HCX - Service Mesh diagnostics test returns 2 failed probes
search cancel

HCX - Service Mesh diagnostics test returns 2 failed probes

book

Article ID: 323350

calendar_today

Updated On:

Products

VMware HCX

Issue/Introduction

Identify a known issue with respect to HCX SM diagnostic test.

Symptoms:
HCX Service Mesh (SM) diagnostic test performed through UI returns 2 failed probes as shown below:

GO to
HCX Manager UI >> Interconnect >> Service Mesh >> MORE >> Run Diagnostics

image.png

Note: In HCX Manager Service Mesh wizard, all diagnostic tests will be passed (green check mark) yet failed probes will be reported.

Below errors will be seen in HCX app-engine logs during diagnostics tests:
INFO  c.v.v.h.s.i.EndpointDiagnosticsJob- Diagnostics Response from hcmProbe: 

{"type":"REACHABILITY_PING","source":"<source ip address>","destination":"<destination ip address>","sourcePort":0,"destPort":0,"protocol":"ARP","data":{"maxLatency":"","minLatency":"","avgLatency":"","probeCount":0,"probesLost":0,"probes":null},"destType":"STATIC-ROUTE-GATEWAY","status":"FAILURE","timestamp":1706733769,"error":{"output":"/usr/sbin/arping -c 2 -w 1 -I eth0 <destination ip address>: exit status 1","message":""},"commandOutput":"/usr/sbin/arping -c 2 -w 1 -I eth0 <destination ip address>\nARPING <destination ip address> from <source ip address> eth0\nUnicast reply from <destination ip address> [00:00:0C:9F:F0:01]  6.271ms\nSent 2 probes (1 broadcast(s))\nReceived 1 response(s)\n"}]


Cause

In our current implementations of diagnostics test, the timeout value configured for ARPING command is a bit aggressive and may not be efficient to discover hosts within stipulated amount of time. As a result, it may return arp probe failure.

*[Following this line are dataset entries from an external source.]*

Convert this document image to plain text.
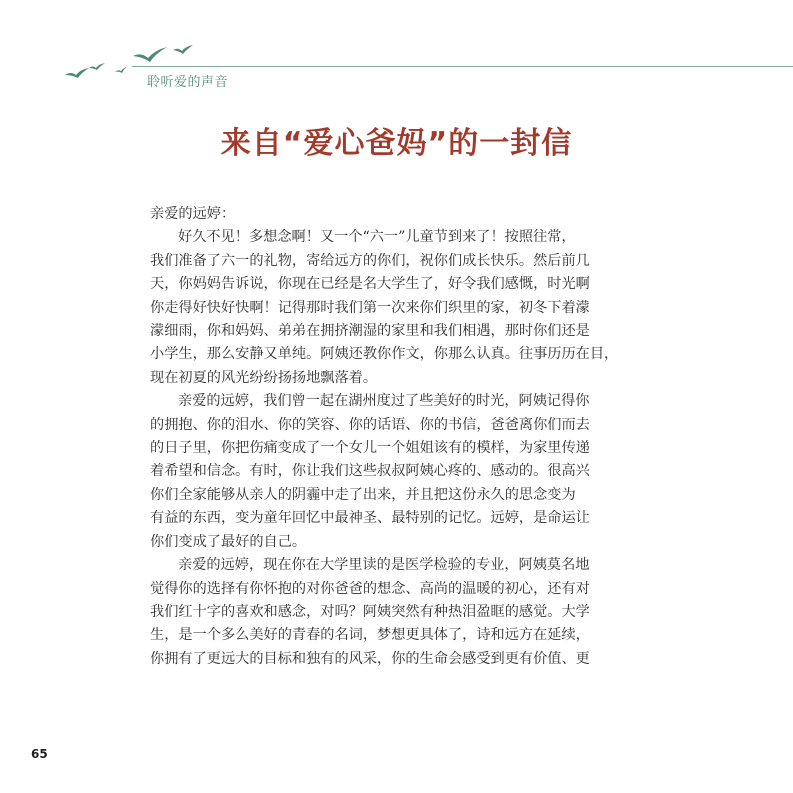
聆听爱的声音
来自“爱心爸妈”的一封信
亲爱的远婷：
好久不见！多想念啊！又一个“六一”儿童节到来了！按照往常，
我们准备了六一的礼物，寄给远方的你们，祝你们成长快乐。然后前几
天，你妈妈告诉说，你现在已经是名大学生了，好令我们感慨，时光啊
你走得好快好快啊！记得那时我们第一次来你们织里的家，初冬下着濛
濛细雨，你和妈妈、弟弟在拥挤潮湿的家里和我们相遇，那时你们还是
小学生，那么安静又单纯。阿姨还教你作文，你那么认真。往事历历在目，
现在初夏的风光纷纷扬扬地飘落着。
亲爱的远婷，我们曾一起在湖州度过了些美好的时光，阿姨记得你
的拥抱、你的泪水、你的笑容、你的话语、你的书信，爸爸离你们而去
的日子里，你把伤痛变成了一个女儿一个姐姐该有的模样，为家里传递
着希望和信念。有时，你让我们这些叔叔阿姨心疼的、感动的。很高兴
你们全家能够从亲人的阴霾中走了出来，并且把这份永久的思念变为
有益的东西，变为童年回忆中最神圣、最特别的记忆。远婷，是命运让
你们变成了最好的自己。
亲爱的远婷，现在你在大学里读的是医学检验的专业，阿姨莫名地
觉得你的选择有你怀抱的对你爸爸的想念、高尚的温暖的初心，还有对
我们红十字的喜欢和感念，对吗？阿姨突然有种热泪盈眶的感觉。大学
生，是一个多么美好的青春的名词，梦想更具体了，诗和远方在延续，
你拥有了更远大的目标和独有的风采，你的生命会感受到更有价值、更
65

Note: arping is a tool for probing hosts in a given network. It operates at the data link layer and uses the Address Resolution Protocol (ARP) request to the destination host and wait for subsequent ARP reply.

Resolution

This issue will be fixed in the 4.9.0 or higher release of HCX software

Workaround:
None at the moment.

Additional Information

Impact/Risks:
  • The HCX Service Mesh diagnostic probe failure causing a false positive alarm and should be considered as cosmetic.
  • This issue is only applicable to HCX version 4.8.x.
  • Migration and Network Extension services will remain unaffected.
  • Diagnostics test will be completed successfully without any functional impact.